With the increase in computer use and Internet speeds, the field of audio transcription stayed largely the same. Files, rather than tapes, were often emailed instead of being sent by normal mail. The speed of the process increased, but the methods didn’t.
This changed in the late 90s with the increasing use of speech recognition and dictation software. The job of transcribing was going more and more towards computer assistance and then full automation. Software packages came out that could read the information inside an audio file and use the speaker’s wave patterns to build a text version of a speech. This would take seconds rather than the minutes or hours of a human transcriber.
Computer-automated audio transcription has a few flaws that are difficult to overcome, the largest of which is a relative lack of corrective speech. When a human transcriber listens to text, she can correct slight errors in the speech in order to make it more readable. While some transcription is verbatim, meaning it is exactly what the person said, most is not.

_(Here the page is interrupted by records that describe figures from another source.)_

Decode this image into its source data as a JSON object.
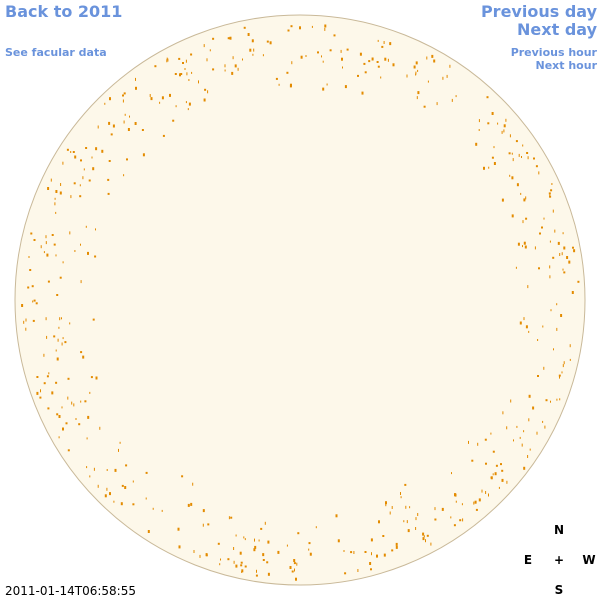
{
  "nav": {
    "back_year": "Back to 2011",
    "previous_day": "Previous day",
    "next_day": "Next day",
    "facular_data": "See facular data",
    "previous_hour": "Previous hour",
    "next_hour": "Next hour"
  },
  "timestamp": "2011-01-14T06:58:55",
  "compass": {
    "north": "N",
    "east": "E",
    "center": "+",
    "west": "W",
    "south": "S"
  }
}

Without corrective speech, a human will often have to check the transcription for errors before it is used.
The other common flaw of computer-based audio transcription lies in the very speech of humans. Since people have a huge range of tones and patterns when they speak, creating a computer program that can accurately read and translate the entire range is exceptionally difficult. This means that a certain amount of error is common in nearly all transcription software. The most common way of working around this flaw is through learned speech, where the program and a single speaker work together enough that the program focuses on the single person’s patterns.